The transformations clients have experienced through doing Inner Child Healing work have been undeniable. I have watched clients go from self-loathing, self-conscious, and insecure to confident, empowered, and determined. I have had clients come into working with me full of fear and self-doubt, and leave and move into their lives with courage, self-confidence, and most importantly, self-love that no one can take away from them. I watch them go from constantly needing validation from others for everything they do to being able to stand in their own ability to make decisions for themselves knowing that they can take care of themselves and don't need others to validate them to see their worth. I've seen clients move into healthy, happy relationships for the first time in their lives, with boundaries firmly intact and the knowledge that they have the right to ask for what they need, as well as that a refusal of a need by someone else does not in any way reflect on or define their worth. Clients are taking giant forward steps in their careers, as well as healing relationships with toxic parents where it is healthy to do so. I see them truly understand that forgiveness is not condoning what was done to them, but releasing the pain around those things so that they are no longer held back by them. They understand that what they suffered as children was done TO them not BECAUSE of them.

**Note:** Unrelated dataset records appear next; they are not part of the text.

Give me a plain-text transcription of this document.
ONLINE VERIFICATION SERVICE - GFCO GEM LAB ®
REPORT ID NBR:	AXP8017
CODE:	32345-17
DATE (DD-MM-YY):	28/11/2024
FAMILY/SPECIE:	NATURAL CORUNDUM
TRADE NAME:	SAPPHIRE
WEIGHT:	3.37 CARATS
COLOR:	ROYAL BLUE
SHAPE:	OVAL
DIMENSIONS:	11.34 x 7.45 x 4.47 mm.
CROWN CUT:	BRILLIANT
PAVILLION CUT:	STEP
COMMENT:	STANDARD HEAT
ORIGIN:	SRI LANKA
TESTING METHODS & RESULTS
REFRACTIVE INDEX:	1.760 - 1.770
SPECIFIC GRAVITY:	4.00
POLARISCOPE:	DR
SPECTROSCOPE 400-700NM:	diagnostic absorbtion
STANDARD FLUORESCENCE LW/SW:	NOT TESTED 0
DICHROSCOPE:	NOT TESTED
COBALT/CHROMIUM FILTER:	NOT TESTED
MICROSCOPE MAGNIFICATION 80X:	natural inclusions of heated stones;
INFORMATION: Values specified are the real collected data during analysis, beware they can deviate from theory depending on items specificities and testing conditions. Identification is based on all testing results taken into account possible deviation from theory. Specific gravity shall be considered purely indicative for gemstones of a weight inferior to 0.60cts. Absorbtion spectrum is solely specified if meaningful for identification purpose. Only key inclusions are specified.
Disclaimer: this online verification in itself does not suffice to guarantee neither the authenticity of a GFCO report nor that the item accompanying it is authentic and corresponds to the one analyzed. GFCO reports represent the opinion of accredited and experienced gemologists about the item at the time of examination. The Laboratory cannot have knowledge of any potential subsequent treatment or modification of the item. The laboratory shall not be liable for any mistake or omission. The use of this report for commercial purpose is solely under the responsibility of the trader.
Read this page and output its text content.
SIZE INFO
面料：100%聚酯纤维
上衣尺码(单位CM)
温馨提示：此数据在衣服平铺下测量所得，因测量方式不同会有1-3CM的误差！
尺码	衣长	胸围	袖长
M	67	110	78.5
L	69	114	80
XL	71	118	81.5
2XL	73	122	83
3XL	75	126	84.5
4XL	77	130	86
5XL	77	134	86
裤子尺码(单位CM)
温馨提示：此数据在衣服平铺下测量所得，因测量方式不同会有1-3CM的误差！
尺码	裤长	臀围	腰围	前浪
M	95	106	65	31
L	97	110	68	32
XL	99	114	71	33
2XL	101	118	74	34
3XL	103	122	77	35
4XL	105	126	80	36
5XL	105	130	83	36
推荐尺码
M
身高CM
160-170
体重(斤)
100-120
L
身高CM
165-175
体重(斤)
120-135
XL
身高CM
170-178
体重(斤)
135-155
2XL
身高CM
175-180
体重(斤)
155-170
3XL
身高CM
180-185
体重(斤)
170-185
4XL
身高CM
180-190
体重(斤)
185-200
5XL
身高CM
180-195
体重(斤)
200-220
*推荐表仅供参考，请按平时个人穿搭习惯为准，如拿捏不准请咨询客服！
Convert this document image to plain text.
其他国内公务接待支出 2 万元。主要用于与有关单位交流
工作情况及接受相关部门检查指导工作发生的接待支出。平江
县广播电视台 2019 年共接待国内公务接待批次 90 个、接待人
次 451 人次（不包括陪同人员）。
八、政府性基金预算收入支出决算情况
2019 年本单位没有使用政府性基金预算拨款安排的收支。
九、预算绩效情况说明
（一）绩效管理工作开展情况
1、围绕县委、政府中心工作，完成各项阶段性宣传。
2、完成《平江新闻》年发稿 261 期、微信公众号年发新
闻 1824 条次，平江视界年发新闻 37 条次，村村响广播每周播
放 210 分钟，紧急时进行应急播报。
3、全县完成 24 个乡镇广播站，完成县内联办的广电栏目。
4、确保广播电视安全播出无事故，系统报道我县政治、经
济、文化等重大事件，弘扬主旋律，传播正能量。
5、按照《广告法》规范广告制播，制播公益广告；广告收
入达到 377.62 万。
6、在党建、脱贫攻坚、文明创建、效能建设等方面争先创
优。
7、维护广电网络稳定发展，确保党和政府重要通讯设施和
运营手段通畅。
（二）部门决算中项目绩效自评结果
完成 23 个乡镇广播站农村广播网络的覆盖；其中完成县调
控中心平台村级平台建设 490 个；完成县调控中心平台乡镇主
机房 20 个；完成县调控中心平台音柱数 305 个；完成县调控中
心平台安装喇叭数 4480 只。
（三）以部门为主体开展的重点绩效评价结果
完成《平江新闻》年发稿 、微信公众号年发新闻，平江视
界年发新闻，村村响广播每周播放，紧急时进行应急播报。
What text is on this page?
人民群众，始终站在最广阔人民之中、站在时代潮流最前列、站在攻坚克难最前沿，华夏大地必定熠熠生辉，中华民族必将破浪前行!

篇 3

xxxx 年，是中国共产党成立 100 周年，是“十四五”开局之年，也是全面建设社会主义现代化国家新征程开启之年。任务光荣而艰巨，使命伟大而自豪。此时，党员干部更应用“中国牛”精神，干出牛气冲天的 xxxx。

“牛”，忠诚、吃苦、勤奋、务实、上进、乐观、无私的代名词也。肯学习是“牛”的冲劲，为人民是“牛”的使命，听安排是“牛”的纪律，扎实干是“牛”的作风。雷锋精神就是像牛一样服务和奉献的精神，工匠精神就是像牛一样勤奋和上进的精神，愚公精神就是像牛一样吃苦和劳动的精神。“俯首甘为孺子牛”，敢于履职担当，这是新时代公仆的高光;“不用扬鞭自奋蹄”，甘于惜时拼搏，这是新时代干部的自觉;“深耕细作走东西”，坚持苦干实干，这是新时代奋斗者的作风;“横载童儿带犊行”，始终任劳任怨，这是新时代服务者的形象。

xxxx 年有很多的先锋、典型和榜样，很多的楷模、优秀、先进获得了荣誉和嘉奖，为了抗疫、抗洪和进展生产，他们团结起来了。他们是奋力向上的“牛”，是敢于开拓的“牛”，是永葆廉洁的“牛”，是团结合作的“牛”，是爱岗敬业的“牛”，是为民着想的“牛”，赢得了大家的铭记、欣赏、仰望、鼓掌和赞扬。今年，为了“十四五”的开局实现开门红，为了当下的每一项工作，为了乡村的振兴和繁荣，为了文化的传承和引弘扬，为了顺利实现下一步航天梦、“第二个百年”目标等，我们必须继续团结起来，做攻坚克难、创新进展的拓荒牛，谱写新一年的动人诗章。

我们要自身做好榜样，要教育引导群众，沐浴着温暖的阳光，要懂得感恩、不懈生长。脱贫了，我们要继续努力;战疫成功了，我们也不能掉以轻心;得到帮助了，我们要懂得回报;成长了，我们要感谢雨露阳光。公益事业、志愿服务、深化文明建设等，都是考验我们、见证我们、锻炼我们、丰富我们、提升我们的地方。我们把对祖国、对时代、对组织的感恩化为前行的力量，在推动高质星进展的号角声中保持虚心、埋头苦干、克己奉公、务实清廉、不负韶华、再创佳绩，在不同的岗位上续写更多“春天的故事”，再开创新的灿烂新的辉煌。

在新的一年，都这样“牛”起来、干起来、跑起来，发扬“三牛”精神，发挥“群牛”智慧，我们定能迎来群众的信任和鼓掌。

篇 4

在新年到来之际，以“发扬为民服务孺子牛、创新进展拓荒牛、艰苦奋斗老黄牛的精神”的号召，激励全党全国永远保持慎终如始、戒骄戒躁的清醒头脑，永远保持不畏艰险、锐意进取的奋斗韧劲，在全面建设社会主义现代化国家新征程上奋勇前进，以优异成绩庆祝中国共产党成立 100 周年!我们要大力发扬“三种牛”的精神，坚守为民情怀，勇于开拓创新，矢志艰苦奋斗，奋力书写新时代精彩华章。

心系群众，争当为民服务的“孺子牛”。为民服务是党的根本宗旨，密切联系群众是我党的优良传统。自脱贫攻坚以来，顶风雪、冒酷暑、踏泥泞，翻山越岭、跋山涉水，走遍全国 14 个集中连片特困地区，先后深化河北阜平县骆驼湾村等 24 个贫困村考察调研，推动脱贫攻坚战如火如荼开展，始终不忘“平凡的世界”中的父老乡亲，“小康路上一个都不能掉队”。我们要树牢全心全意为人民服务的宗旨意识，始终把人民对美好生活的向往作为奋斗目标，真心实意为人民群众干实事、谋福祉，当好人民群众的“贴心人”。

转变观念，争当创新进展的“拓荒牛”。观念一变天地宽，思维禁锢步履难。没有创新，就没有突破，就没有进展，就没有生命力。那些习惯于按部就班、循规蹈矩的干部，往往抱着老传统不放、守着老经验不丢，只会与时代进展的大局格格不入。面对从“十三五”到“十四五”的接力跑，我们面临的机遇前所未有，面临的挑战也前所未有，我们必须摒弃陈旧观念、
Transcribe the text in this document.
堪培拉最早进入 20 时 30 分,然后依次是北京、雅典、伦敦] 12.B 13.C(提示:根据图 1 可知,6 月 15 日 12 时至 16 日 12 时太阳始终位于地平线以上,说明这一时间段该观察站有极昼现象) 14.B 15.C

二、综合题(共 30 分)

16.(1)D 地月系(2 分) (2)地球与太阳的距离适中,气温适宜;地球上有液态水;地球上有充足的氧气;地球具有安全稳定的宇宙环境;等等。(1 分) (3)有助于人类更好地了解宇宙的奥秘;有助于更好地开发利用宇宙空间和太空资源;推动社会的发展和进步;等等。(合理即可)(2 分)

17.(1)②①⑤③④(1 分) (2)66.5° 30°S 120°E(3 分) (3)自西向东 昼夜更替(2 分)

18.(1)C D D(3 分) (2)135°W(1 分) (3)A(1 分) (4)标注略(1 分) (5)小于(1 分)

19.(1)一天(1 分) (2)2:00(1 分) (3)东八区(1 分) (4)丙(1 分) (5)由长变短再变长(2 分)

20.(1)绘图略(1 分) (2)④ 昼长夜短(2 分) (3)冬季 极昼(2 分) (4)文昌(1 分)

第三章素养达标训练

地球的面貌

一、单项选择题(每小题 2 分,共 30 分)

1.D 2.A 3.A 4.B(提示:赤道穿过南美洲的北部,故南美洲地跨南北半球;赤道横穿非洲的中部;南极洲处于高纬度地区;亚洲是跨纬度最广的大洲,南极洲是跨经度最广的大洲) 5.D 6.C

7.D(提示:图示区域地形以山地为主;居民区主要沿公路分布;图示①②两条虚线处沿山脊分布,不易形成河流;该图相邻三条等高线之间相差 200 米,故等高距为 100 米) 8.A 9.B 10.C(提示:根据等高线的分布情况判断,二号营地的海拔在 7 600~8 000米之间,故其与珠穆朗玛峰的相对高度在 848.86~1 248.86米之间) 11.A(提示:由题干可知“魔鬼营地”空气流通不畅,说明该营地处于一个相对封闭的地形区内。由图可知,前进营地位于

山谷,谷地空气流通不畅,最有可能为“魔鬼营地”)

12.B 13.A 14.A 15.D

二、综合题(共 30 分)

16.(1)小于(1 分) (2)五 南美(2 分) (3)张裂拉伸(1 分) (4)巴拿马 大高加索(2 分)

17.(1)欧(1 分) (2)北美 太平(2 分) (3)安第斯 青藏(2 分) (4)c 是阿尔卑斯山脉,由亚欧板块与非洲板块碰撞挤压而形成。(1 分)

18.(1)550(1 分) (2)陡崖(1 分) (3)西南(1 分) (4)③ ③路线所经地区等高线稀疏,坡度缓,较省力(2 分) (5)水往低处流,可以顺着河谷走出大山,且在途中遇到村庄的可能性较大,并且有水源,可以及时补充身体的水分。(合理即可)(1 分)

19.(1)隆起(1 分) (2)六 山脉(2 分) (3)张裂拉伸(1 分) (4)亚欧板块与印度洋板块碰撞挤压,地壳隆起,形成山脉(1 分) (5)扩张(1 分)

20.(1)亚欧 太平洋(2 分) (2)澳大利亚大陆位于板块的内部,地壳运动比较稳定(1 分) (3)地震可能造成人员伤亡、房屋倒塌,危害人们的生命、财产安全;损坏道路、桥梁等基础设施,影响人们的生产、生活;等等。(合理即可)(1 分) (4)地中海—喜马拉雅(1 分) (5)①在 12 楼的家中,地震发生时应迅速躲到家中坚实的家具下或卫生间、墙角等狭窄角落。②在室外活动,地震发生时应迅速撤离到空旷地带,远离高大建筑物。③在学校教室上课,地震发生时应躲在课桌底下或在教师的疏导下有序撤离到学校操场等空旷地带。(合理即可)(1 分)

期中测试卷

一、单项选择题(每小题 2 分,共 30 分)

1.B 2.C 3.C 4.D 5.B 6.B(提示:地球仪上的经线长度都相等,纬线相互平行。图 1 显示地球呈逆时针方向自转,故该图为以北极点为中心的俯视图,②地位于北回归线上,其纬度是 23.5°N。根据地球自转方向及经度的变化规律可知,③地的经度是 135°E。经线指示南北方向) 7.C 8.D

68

CAN YOU DISCUSS A PARTICULARLY MEMORABLE OR IMPACTFUL CASE WHERE INNER CHILD HEALING PLAYED A CRUCIAL ROLE IN YOUR CLIENT'S JOURNEY TOWARD HEALING OR PERSONAL GROWTH
Absolutely. One comes to mind immediately. I have a current client who first came to me about a year ago, in the midst of an abusive relationship that he couldn't pull himself away from. He was depressed and self-loathing, having been convinced that everything that happened in the relationship was reflective of flaws on his part. We worked together for a little bit, and then he stopped communicating. About six months ago, he reached out to me again and we resumed our work together. He is now one of my biggest success stories. He has done a tremendous amount of self-work around his wounded inner child and recognized what has held him back his whole life. He continues to work hard on himself, as well as provide wonderful support to other group members. Every day he journals and shares his journal entries with me, continuing to have emotional breakthroughs and realizations about himself, his past, and his behavioral patterns and how they held him back instead of serving him. In the last two months, he has taken impactful steps at his job, setting him apart as a stellar reflection of a manager to his staff, making sure he always holds himself accountable for his actions and choices, and really getting to know his authentic self and allowing that authentic self to shine through without fear of how others will react. He is also getting to know someone new, and for the first time in his life, he is trusting his intuitions and instincts around experiences with this person. He has healed his relationship with his mother and severed all ties with his ex-partner, and he is seeing the way his authentic self is naturally drawing in healthy people while also not being afraid to set and maintain boundaries. His confidence becomes stronger every day, and it's such a joy to be able to watch the transformation as it happens and continues to happen. He is becoming someone who is proud of who he is and genuinely loves himself.